Written in Blood
- First edition cover
- Author: Caroline Graham
- Language: English
- Series: Chief Inspector Barnaby
- Genre: Crime fiction
- Publisher: Headline
- Publication date: 1 March 1994
- Publication place: United Kingdom
- Media type: Print (Hardcover & paperback)
- Pages: 467
- ISBN: 9780747246640
- OCLC: 32275512
- Preceded by: Death in Disguise
- Followed by: Faithful unto Death

= Written in Blood (novel) =

1992 novel by Caroline Graham

Written in Blood is a crime novel by English author Caroline Graham, first published by Headline in 1994. The story follows Chief Inspector Tom Barnaby as he investigates the murder of a retired civil servant. It is the fourth volume in Graham's Chief Inspector Barnaby series, preceded by Death in Disguise and followed by Faithful unto Death. It has been adapted into an episode in ITV drama Midsomer Murders.

==Plot summary==
The Midsomer Worthy Writer's Circle, a group of amateur novelists, invite celebrated author Max Jennings as a special guest. Host Gerald Hadleigh vehemently opposes the idea but refuses to explain why, so he is promptly overruled by his peers.

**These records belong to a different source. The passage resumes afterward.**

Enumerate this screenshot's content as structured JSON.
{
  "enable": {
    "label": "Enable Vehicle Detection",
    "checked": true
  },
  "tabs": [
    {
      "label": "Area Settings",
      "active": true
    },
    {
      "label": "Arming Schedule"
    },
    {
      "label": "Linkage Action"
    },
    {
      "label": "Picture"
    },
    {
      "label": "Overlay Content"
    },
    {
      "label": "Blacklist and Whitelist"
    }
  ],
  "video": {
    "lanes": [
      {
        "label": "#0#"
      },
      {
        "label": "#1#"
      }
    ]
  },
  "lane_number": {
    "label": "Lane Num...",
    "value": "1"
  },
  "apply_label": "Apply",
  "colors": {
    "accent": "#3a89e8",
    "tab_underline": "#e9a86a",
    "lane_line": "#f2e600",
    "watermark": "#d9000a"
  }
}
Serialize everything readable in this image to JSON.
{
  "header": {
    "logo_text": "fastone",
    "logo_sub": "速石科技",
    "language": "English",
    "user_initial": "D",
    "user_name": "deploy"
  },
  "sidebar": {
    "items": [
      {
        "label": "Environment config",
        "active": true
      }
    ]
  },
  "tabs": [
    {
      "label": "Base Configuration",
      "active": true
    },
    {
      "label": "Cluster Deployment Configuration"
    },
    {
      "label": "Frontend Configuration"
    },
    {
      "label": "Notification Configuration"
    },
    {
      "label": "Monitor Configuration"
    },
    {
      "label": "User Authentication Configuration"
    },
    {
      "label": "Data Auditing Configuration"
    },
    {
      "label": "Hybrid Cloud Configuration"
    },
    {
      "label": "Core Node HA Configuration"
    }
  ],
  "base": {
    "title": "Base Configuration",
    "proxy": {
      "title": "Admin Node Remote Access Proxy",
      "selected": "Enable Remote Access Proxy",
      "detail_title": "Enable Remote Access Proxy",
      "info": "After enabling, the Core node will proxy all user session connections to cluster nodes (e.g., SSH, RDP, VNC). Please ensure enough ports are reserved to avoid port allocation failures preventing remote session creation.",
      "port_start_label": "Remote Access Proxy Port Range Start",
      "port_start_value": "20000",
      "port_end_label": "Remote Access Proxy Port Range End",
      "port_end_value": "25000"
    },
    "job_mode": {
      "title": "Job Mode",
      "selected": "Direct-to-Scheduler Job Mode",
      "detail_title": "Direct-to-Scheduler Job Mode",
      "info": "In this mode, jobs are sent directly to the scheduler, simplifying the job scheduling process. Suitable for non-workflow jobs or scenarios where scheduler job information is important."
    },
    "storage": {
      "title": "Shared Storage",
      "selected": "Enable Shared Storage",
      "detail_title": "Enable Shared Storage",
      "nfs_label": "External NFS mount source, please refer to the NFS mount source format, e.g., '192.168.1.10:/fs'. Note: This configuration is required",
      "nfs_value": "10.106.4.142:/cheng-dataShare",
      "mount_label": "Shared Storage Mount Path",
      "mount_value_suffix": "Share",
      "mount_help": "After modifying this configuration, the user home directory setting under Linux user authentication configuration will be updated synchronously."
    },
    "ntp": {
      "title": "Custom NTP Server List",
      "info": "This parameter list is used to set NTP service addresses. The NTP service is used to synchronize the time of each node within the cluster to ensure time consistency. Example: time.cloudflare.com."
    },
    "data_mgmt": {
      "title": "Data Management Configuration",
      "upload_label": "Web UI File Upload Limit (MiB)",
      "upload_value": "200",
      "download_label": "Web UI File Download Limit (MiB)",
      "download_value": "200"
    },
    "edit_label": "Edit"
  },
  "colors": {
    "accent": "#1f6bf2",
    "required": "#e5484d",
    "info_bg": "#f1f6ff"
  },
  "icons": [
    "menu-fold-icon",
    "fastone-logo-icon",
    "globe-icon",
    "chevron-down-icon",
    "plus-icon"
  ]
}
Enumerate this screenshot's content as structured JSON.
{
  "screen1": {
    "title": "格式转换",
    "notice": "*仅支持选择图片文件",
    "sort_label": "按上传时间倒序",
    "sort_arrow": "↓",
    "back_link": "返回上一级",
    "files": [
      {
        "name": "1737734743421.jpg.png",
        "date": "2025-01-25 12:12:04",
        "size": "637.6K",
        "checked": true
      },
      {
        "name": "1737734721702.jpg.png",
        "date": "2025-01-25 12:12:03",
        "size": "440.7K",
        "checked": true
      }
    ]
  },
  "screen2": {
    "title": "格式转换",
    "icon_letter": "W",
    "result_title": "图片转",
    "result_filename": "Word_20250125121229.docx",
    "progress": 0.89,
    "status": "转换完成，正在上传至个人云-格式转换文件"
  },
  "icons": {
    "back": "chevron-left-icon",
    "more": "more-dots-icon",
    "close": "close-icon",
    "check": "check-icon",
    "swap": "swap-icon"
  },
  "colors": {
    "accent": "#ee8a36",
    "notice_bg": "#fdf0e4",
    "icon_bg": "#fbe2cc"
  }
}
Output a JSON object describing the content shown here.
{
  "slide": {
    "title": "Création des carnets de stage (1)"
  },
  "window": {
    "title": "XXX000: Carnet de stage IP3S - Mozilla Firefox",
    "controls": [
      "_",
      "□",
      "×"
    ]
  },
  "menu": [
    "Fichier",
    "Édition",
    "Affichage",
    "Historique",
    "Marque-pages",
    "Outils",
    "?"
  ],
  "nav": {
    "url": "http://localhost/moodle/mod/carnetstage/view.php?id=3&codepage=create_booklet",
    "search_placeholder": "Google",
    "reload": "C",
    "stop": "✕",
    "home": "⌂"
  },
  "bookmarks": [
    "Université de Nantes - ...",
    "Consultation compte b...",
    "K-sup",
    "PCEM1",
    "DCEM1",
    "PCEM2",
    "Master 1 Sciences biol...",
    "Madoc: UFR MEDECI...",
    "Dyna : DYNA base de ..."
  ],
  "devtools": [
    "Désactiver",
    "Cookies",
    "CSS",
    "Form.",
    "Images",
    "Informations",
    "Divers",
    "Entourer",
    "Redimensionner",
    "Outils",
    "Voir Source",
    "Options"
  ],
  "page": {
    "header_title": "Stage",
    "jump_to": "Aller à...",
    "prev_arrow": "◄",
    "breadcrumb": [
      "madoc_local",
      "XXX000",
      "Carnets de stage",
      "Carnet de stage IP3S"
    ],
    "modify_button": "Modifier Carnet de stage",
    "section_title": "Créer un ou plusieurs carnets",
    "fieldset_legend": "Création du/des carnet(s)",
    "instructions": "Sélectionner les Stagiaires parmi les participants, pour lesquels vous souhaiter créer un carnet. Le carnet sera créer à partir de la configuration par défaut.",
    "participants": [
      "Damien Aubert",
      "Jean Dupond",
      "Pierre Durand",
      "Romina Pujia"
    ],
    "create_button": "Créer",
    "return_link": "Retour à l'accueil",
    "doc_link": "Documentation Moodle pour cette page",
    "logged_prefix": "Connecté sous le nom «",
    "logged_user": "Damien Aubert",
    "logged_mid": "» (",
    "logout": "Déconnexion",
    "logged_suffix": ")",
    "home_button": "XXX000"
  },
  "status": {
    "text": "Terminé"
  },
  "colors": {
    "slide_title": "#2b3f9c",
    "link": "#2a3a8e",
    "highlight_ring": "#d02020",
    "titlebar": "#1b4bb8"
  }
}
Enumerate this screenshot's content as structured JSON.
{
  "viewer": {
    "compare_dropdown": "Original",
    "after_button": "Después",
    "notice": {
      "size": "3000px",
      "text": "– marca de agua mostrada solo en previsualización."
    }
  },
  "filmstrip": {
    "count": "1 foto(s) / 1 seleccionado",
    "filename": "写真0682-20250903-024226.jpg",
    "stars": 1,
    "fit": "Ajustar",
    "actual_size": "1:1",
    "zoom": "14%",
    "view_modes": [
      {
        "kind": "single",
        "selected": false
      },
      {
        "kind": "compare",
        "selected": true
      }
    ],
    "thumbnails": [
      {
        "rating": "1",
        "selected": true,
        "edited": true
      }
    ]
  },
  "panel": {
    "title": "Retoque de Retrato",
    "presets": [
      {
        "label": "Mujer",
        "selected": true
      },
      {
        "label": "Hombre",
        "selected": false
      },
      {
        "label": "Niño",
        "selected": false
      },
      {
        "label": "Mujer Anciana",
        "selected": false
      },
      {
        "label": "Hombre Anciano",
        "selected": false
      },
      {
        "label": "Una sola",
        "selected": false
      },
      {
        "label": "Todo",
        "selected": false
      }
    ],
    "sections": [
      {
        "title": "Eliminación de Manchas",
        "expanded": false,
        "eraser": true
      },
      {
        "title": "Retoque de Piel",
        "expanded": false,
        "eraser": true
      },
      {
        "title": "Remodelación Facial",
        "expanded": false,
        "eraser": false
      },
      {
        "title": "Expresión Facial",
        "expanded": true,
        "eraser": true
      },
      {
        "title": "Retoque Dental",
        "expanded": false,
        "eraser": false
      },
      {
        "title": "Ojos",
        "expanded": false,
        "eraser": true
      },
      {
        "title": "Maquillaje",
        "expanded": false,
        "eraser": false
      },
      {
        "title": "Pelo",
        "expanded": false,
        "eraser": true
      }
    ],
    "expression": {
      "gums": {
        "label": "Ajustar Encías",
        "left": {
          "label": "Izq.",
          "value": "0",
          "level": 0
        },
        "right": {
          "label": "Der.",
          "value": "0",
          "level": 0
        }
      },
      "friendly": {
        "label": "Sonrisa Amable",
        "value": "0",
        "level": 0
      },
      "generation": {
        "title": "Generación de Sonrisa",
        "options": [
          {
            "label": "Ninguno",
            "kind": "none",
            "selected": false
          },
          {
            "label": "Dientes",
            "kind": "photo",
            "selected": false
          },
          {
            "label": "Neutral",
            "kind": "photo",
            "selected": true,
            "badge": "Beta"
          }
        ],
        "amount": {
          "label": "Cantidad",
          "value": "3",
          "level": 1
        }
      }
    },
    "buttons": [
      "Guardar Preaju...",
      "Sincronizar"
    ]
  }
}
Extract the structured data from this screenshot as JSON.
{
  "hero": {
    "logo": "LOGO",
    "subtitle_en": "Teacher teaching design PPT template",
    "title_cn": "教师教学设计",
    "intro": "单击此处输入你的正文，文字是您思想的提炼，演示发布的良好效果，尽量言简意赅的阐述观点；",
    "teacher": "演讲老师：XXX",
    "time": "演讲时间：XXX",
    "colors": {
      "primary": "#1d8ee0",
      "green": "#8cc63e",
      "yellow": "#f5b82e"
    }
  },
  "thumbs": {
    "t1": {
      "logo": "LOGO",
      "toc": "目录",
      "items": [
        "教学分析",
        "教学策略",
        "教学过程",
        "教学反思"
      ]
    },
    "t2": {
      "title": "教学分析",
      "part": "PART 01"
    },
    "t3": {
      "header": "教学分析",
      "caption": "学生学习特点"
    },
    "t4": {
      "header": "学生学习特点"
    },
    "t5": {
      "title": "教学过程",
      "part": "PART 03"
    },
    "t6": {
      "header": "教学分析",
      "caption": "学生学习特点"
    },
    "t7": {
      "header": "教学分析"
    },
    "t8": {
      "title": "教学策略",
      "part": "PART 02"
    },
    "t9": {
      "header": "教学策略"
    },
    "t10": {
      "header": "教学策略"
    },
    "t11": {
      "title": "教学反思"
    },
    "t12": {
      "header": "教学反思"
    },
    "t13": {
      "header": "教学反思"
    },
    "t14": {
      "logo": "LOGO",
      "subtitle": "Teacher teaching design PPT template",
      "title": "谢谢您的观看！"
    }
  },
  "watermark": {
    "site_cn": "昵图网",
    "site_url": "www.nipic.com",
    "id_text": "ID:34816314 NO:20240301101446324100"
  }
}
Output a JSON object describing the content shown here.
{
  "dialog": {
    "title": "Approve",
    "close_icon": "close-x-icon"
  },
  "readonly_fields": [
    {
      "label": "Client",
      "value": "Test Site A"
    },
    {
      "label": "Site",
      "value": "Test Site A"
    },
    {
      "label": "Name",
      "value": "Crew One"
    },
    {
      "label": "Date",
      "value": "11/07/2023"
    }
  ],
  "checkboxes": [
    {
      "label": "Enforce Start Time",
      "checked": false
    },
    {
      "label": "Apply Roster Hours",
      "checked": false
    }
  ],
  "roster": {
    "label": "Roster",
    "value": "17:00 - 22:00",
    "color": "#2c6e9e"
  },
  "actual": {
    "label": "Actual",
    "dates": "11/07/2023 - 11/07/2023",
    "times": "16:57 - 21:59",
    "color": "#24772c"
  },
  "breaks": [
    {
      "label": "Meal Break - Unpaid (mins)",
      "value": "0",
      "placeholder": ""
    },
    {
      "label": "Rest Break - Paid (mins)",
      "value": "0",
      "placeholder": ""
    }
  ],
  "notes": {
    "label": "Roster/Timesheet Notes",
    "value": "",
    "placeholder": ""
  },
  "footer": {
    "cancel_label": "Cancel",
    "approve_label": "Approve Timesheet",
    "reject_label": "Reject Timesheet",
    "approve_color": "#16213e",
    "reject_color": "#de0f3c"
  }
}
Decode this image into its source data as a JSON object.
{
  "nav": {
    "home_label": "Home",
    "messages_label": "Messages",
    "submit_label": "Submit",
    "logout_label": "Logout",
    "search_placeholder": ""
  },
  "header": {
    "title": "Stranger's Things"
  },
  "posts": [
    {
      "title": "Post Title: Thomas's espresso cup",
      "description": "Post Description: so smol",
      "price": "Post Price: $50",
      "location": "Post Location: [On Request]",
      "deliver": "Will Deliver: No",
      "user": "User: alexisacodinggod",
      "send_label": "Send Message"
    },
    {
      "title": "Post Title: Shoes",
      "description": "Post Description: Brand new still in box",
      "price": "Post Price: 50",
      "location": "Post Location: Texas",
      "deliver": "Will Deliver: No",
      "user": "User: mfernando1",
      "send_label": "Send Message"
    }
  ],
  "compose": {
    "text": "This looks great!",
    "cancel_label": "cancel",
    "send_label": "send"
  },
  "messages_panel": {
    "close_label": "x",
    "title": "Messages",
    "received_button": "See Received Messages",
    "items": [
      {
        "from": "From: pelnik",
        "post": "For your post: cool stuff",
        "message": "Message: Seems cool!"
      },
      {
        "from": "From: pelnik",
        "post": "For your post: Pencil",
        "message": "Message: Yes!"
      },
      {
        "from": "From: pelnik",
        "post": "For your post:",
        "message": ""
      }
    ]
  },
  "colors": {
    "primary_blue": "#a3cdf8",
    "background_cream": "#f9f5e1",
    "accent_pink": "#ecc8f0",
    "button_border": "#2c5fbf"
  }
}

After the somewhat uncomfortable event, Hadleigh's companion Rex St. John is tricked into departing, leaving Hadleigh alone with Jennings. The next morning Gerald is found savagely murdered with a candlestick, his corpse stripped and all his clothes stolen, with no sign of Max.

==Reception==
Publishers Weekly stated in its review of the novel: "The skill with which Graham evokes these characters and explores their individual, often damaged, emotional histories rings of Rendell and P.D. James. The few too many coincidences in the plot will be forgiven for the crisp pace and satisfying twist at the end." Kirkus Reviews noted: "Graham, who deserves a wider US readership, starts out as astringently amusing as Christianna Brand in her classic Green for Danger, and then gradually broadens and deepens to P.D. James territory. What more could you want?" Gail Pool in the Wilson Library Bulletin wrote: "Revolving around the lives and relationships of group members, this is a complicated, satisfying mystery. For all her humor, Graham makes us feel the pathos of these individuals, some struggling to succeed, others enduring lives of 'quiet desperation,' and one of them dead." Emily Melton in Booklist remarked that Graham "effectively juxtaposes the darkly malignant aspects of human behavior with the … trivialities of everyday life."

== Publication history ==
- United Kingdom: 1994, Headline, London, 1994, Hardback, 307 p., ISBN 0-7472-1105-1.
- United States: 1995, W. Morrow, New York City, 1995, Hardback, 387 p., ISBN 0-688-10024-4.

==Television adaptation==
Written in Blood was adapted on 22 March 1998 as the second episode of Midsomer Murders. The two-hour film starred Anna Massey, Una Stubbs and David Troughton, alongside John Nettles and Daniel Casey in their usual roles of Barnaby and Troy, respectively. The character of Rex St. John is omitted from the episode.